14 March 2013
The city of Johannesburg has been selected to host the fifth biennial C40 Cities Mayors Summit in February 2014.
The announcement was made by New York City Mayor Michael Bloomberg, chair of the C40 Cities Climate Leadership Group (C40), and Johannesburg Mayor Parks Tau in New York on Tuesday.
During the summit, hundreds of urban and climate change leaders from around the world will join mayors from the world’s largest cities for three days to advance urban solutions to combat the effects of global climate change.
The summit will highlight a wide range of successful ongoing projects from around the world, including building efficiency standards, sustainable transport measures, and delta cities partnerships.
“Cities around the world, particularly C40 cities, are taking meaningful actions that have quantifiable outcomes,” Bloomberg said in a statement on Tuesday. “As a result – as our research shows – we are having a real impact combating the impacts of global climate change.
“While nations and international bodies meet to talk about these issues, the C40 Cities Mayors Summit is focused on the concrete actions we can take to protect the planet and grow our cities.”
The event will feature a series of roundtable discussions and working sessions that will bring together C40 mayors, their staffs and technical experts to discuss city-driven climate actions and their effects. The discussions will be data-driven and outcomes-focused.

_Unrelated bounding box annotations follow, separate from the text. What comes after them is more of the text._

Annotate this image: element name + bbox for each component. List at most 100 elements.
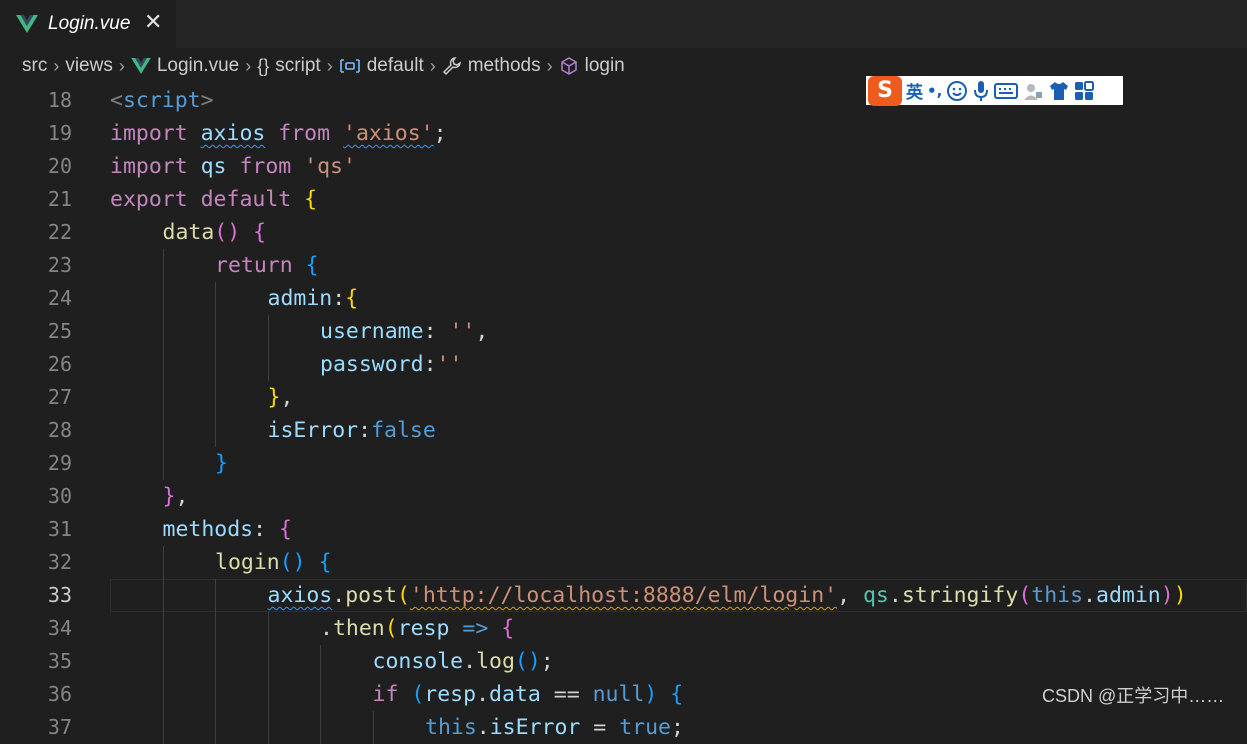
sogou-logo-icon[interactable]: S — [868, 75, 902, 106]
code-token: qs — [862, 583, 889, 608]
code-line[interactable]: 23 return { — [0, 249, 1247, 282]
indent-guide — [215, 315, 216, 348]
breadcrumb-item-login-vue[interactable]: Login.vue — [131, 55, 239, 77]
ime-toolbar: S 英 •, — [866, 75, 1123, 106]
code-token: qs — [200, 154, 227, 179]
code-line[interactable]: 20 import qs from 'qs' — [0, 150, 1247, 183]
indent-guide — [162, 381, 164, 414]
code-token: '' — [449, 319, 476, 344]
code-token: isError — [489, 715, 581, 740]
code-token: { — [253, 220, 267, 245]
code-line[interactable]: 27}, — [0, 381, 1247, 414]
code-token: from — [226, 154, 305, 179]
microphone-icon[interactable] — [972, 80, 990, 102]
code-token: import — [110, 154, 201, 179]
indent-guide — [162, 249, 164, 282]
indent-guide — [162, 612, 164, 645]
code-token: { — [279, 517, 292, 542]
indent-guide — [162, 645, 164, 678]
line-number: 29 — [47, 451, 72, 475]
code-token: () — [279, 550, 306, 575]
keyboard-icon[interactable] — [994, 82, 1019, 100]
code-token: data — [489, 682, 541, 707]
code-text: .then(resp => { — [320, 612, 514, 645]
code-line[interactable]: 30}, — [0, 480, 1247, 513]
breadcrumb-item-default[interactable]: default — [339, 55, 424, 77]
chevron-right-icon: › — [245, 55, 252, 76]
code-editor[interactable]: 18 <script> 19 import axios from 'axios'; 20… — [0, 84, 1247, 744]
breadcrumb-item-login[interactable]: login — [559, 55, 625, 77]
indent-guide — [215, 579, 216, 612]
user-icon[interactable] — [1022, 80, 1044, 102]
line-number: 31 — [47, 517, 72, 541]
line-number: 37 — [47, 715, 72, 739]
indent-guide — [162, 414, 164, 447]
indent-guide — [215, 612, 216, 645]
code-text: this.isError = true; — [425, 711, 684, 744]
line-number: 35 — [47, 649, 72, 673]
code-line[interactable]: 24 admin:{ — [0, 282, 1247, 315]
code-line[interactable]: 34 .then(resp => { — [0, 612, 1247, 645]
grid-icon[interactable] — [1074, 80, 1095, 101]
code-text: <script> — [110, 84, 214, 117]
code-token: admin — [267, 286, 333, 311]
breadcrumb-item-methods[interactable]: methods — [442, 55, 541, 77]
indent-guide — [162, 315, 164, 348]
editor-tab-bar: Login.vue ✕ — [0, 0, 1247, 48]
shirt-icon[interactable] — [1048, 80, 1070, 102]
code-token: methods — [162, 517, 254, 542]
close-icon[interactable]: ✕ — [144, 10, 162, 35]
code-token: , — [175, 484, 189, 509]
code-line[interactable]: 29} — [0, 447, 1247, 480]
code-token: . — [332, 583, 346, 608]
code-line[interactable]: 21 export default { — [0, 183, 1247, 216]
indent-guide — [162, 678, 164, 711]
code-text: }, — [268, 381, 294, 414]
code-line[interactable]: 35 console.log(); — [0, 645, 1247, 678]
code-token: data — [162, 220, 215, 245]
code-line[interactable]: 26 password:'' — [0, 348, 1247, 381]
code-token: isError — [267, 418, 359, 443]
code-line[interactable]: 22 data() { — [0, 216, 1247, 249]
cube-icon — [560, 57, 577, 75]
line-number: 33 — [47, 583, 72, 607]
ime-mode-toggle[interactable]: 英 — [906, 78, 923, 103]
breadcrumb-item-views[interactable]: views — [65, 55, 113, 77]
code-token: ) — [1160, 583, 1174, 608]
code-line[interactable]: 31 methods: { — [0, 513, 1247, 546]
code-text: axios.post('http://localhost:8888/elm/lo… — [268, 579, 1187, 612]
code-token: > — [200, 88, 214, 113]
breadcrumb-item-src[interactable]: src — [22, 55, 47, 77]
code-line[interactable]: 37 this.isError = true; — [0, 711, 1247, 744]
code-token: , — [280, 385, 294, 410]
code-token: ; — [433, 121, 447, 146]
code-token: { — [305, 253, 319, 278]
indent-guide — [162, 579, 164, 612]
code-token: console — [372, 649, 464, 674]
code-token: : — [253, 517, 279, 542]
code-token: } — [267, 385, 281, 410]
code-line[interactable]: 25 username: '', — [0, 315, 1247, 348]
line-number: 18 — [47, 88, 72, 112]
code-token: if — [372, 682, 412, 707]
code-line[interactable]: 32 login() { — [0, 546, 1247, 579]
tab-login-vue[interactable]: Login.vue ✕ — [0, 0, 176, 48]
code-token: == — [540, 682, 593, 707]
breadcrumb-item-script[interactable]: {} script — [257, 55, 320, 77]
code-line[interactable]: 33 axios.post('http://localhost:8888/elm/… — [0, 579, 1247, 612]
code-line[interactable]: 19 import axios from 'axios'; — [0, 117, 1247, 150]
code-token: password — [320, 352, 424, 377]
code-token: } — [162, 484, 176, 509]
code-text: export default { — [110, 183, 317, 216]
ime-punct-toggle[interactable]: •, — [927, 82, 942, 100]
code-token: this — [425, 715, 477, 740]
code-token: this — [1031, 583, 1084, 608]
code-token: < — [110, 88, 123, 113]
indent-guide — [162, 348, 164, 381]
smiley-icon[interactable] — [946, 80, 968, 102]
code-token: . — [320, 616, 333, 641]
code-token: from — [265, 121, 344, 146]
code-line[interactable]: 28 isError:false — [0, 414, 1247, 447]
code-token: : — [358, 418, 372, 443]
code-token: . — [888, 583, 902, 608]
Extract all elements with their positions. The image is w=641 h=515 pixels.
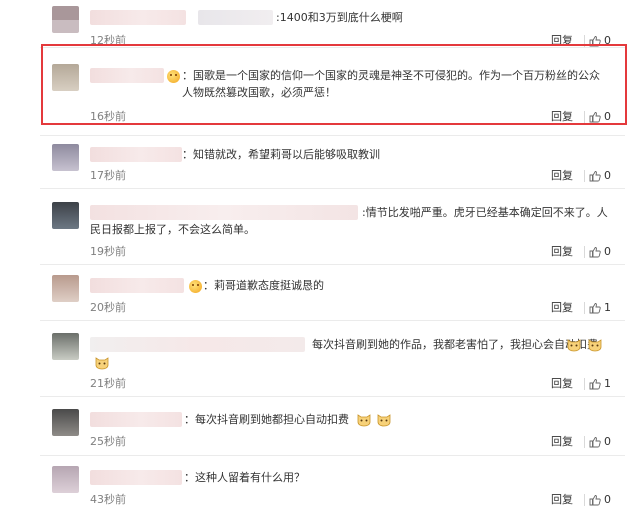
username-blurred[interactable] — [90, 470, 182, 485]
like-count: 1 — [604, 377, 611, 390]
comment-item: ：这种人留着有什么用？ 43秒前 回复 0 — [40, 456, 625, 512]
like-separator — [584, 436, 585, 448]
username-blurred[interactable] — [90, 278, 184, 293]
thumbs-up-icon[interactable] — [589, 170, 601, 182]
like-separator — [584, 170, 585, 182]
cat-face-icon — [357, 414, 371, 427]
avatar[interactable] — [52, 144, 79, 171]
avatar[interactable] — [52, 6, 79, 33]
reply-button[interactable]: 回复 — [551, 245, 573, 259]
comment-item: ：每次抖音刷到她都担心自动扣费 25秒前 回复 0 — [40, 397, 625, 451]
like-count: 0 — [604, 435, 611, 448]
cat-face-icon — [588, 339, 602, 352]
comment-text: :情节比发啪严重。虎牙已经基本确定回不来了。人民日报都上报了，不会这么简单。 — [90, 206, 608, 236]
like-separator — [584, 494, 585, 506]
comment-text: 每次抖音刷到她的作品，我都老害怕了，我担心会自动扣费 — [312, 338, 598, 351]
thumbs-up-icon[interactable] — [589, 378, 601, 390]
reply-button[interactable]: 回复 — [551, 377, 573, 391]
comment-item: :情节比发啪严重。虎牙已经基本确定回不来了。人民日报都上报了，不会这么简单。 1… — [40, 189, 625, 261]
like-separator — [584, 378, 585, 390]
username-blurred[interactable] — [90, 147, 182, 162]
cat-face-icon — [567, 339, 581, 352]
comment-time: 43秒前 — [90, 493, 126, 506]
comment-item: ：莉哥道歉态度挺诚恳的 20秒前 回复 1 — [40, 265, 625, 317]
username-blurred[interactable] — [90, 412, 182, 427]
comment-item: ：知错就改，希望莉哥以后能够吸取教训 17秒前 回复 0 — [40, 136, 625, 186]
username-blurred[interactable] — [90, 337, 305, 352]
like-count: 0 — [604, 169, 611, 182]
username-blurred-2 — [198, 10, 273, 25]
like-separator — [584, 302, 585, 314]
like-count: 0 — [604, 493, 611, 506]
comment-time: 17秒前 — [90, 169, 126, 182]
avatar[interactable] — [52, 409, 79, 436]
avatar[interactable] — [52, 466, 79, 493]
comment-text: ：每次抖音刷到她都担心自动扣费 — [184, 413, 349, 426]
cat-face-icon — [95, 357, 109, 370]
like-separator — [584, 246, 585, 258]
avatar[interactable] — [52, 202, 79, 229]
comment-item: :1400和3万到底什么梗啊 12秒前 回复 0 — [40, 0, 625, 47]
reply-button[interactable]: 回复 — [551, 435, 573, 449]
reply-button[interactable]: 回复 — [551, 301, 573, 315]
comment-text: ：莉哥道歉态度挺诚恳的 — [203, 279, 324, 292]
comment-time: 20秒前 — [90, 301, 126, 314]
thumbs-up-icon[interactable] — [589, 436, 601, 448]
avatar[interactable] — [52, 275, 79, 302]
comment-time: 21秒前 — [90, 377, 126, 390]
cat-face-icon — [377, 414, 391, 427]
smile-face-icon — [189, 280, 202, 293]
highlight-frame — [41, 44, 627, 125]
thumbs-up-icon[interactable] — [589, 494, 601, 506]
reply-button[interactable]: 回复 — [551, 169, 573, 183]
avatar[interactable] — [52, 333, 79, 360]
comment-time: 19秒前 — [90, 245, 126, 258]
comment-text: :1400和3万到底什么梗啊 — [276, 11, 403, 24]
thumbs-up-icon[interactable] — [589, 246, 601, 258]
comment-feed: :1400和3万到底什么梗啊 12秒前 回复 0 ：国歌是一个国家的信仰一个国家… — [0, 0, 641, 515]
reply-button[interactable]: 回复 — [551, 493, 573, 507]
comment-item: 每次抖音刷到她的作品，我都老害怕了，我担心会自动扣费 21秒前 回复 1 — [40, 321, 625, 393]
comment-text: ：这种人留着有什么用？ — [184, 471, 305, 484]
like-count: 1 — [604, 301, 611, 314]
comment-time: 25秒前 — [90, 435, 126, 448]
thumbs-up-icon[interactable] — [589, 302, 601, 314]
comment-text: ：知错就改，希望莉哥以后能够吸取教训 — [182, 148, 380, 161]
username-blurred[interactable] — [90, 10, 186, 25]
like-count: 0 — [604, 245, 611, 258]
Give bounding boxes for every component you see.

“It will be a historic moment for Johannesburg, but also for South Africa and the African continent,” said Tau. “Hosting the event is a clear recognition of the growing role that Africa, and the global South, can play to find solutions to the most pressing issues facing our globe.
“Climate change is not an issue that affects only the industrialised countries of the northern hemisphere,” Tau added. “It is an everyday reality for the people of Africa in rapidly expanding cities, as well as rural areas faced by the consequences of dramatic changes in weather patterns, resulting in threats to crops and livestock and their ability to survive.”
The C40 Cities Climate Leadership Group is, according to its website, a network of large cities from around the world that are “committed to implementing meaningful and sustainable climate-related actions locally that will help address climate change globally.”
Established in 2005, C40 expanded via a partnership in 2006 with the Clinton Climate Initiative founded by former US president Bill Clinton.